Right now, there’s no real job in any of this. People just show up and start trying to figure it out. Even if you write it all down, unless someone else has also experienced that same situation there’s no good way to make sense of the actual role you did, because it’s part management, part operations, part strategy, part advisory and researcher all at once. These roles exist across multiple industries and fields, but few are as peremable as designing in the civic - public sector/sphere.

Being able to grow and advance the practice of whatever service design purports to be, requires the field (?) to develop itself as a profession and practice that goes beyond the professional email job that it’s percevied as now, coupled with whatever veneer of tech workerdom that helps the roles catch the fumes of tech salaries and downstream prestige.

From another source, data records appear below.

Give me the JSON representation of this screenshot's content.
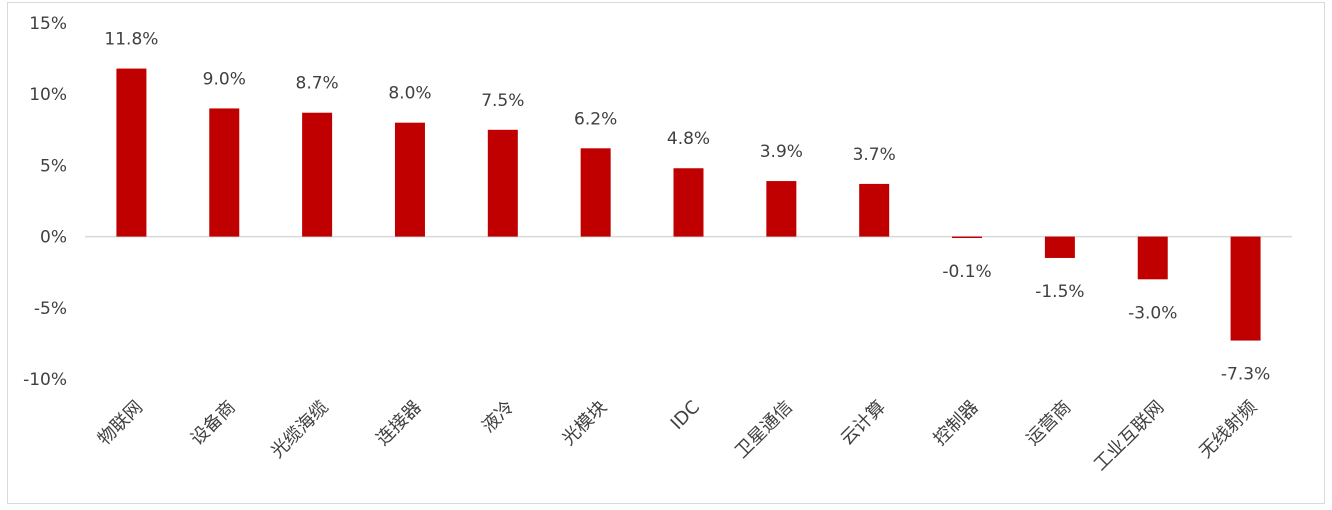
{
  "chart_data": {
    "type": "bar",
    "categories": [
      "物联网",
      "设备商",
      "光缆海缆",
      "连接器",
      "液冷",
      "光模块",
      "IDC",
      "卫星通信",
      "云计算",
      "控制器",
      "运营商",
      "工业互联网",
      "无线射频"
    ],
    "values": [
      11.8,
      9.0,
      8.7,
      8.0,
      7.5,
      6.2,
      4.8,
      3.9,
      3.7,
      -0.1,
      -1.5,
      -3.0,
      -7.3
    ],
    "value_labels": [
      "11.8%",
      "9.0%",
      "8.7%",
      "8.0%",
      "7.5%",
      "6.2%",
      "4.8%",
      "3.9%",
      "3.7%",
      "-0.1%",
      "-1.5%",
      "-3.0%",
      "-7.3%"
    ],
    "y_ticks": [
      15,
      10,
      5,
      0,
      -5,
      -10
    ],
    "y_tick_labels": [
      "15%",
      "10%",
      "5%",
      "0%",
      "-5%",
      "-10%"
    ],
    "ylim": [
      -10,
      15
    ],
    "bar_color": "#c00000",
    "axis_color": "#d9d9d9",
    "text_color": "#404040",
    "grid": false,
    "legend": "none",
    "title": "",
    "xlabel": "",
    "ylabel": ""
  }
}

Civil futures is a conceptual bet that isn’t a real profession, but has one embedded. With the ways that bureaucracts persist in the ecosystem of any government, the attraction of these roles to a sort of hall monitor-type individual prevents the sorts of progress that gets demanded by the public, coupled with the artificial noise between the public, the bureaucractic layer, any sort of press/lobbying and the decisionmakers themselves. Civic futures thinks ahead and epowers people with the strategic foresight skills melded with the other stuff to make a more holistic, impactful industry.

Civil futures imagines something past what public administration roles already do, positioning people with strategic foresight and tech fluency into roles that helps move stuff forward in places.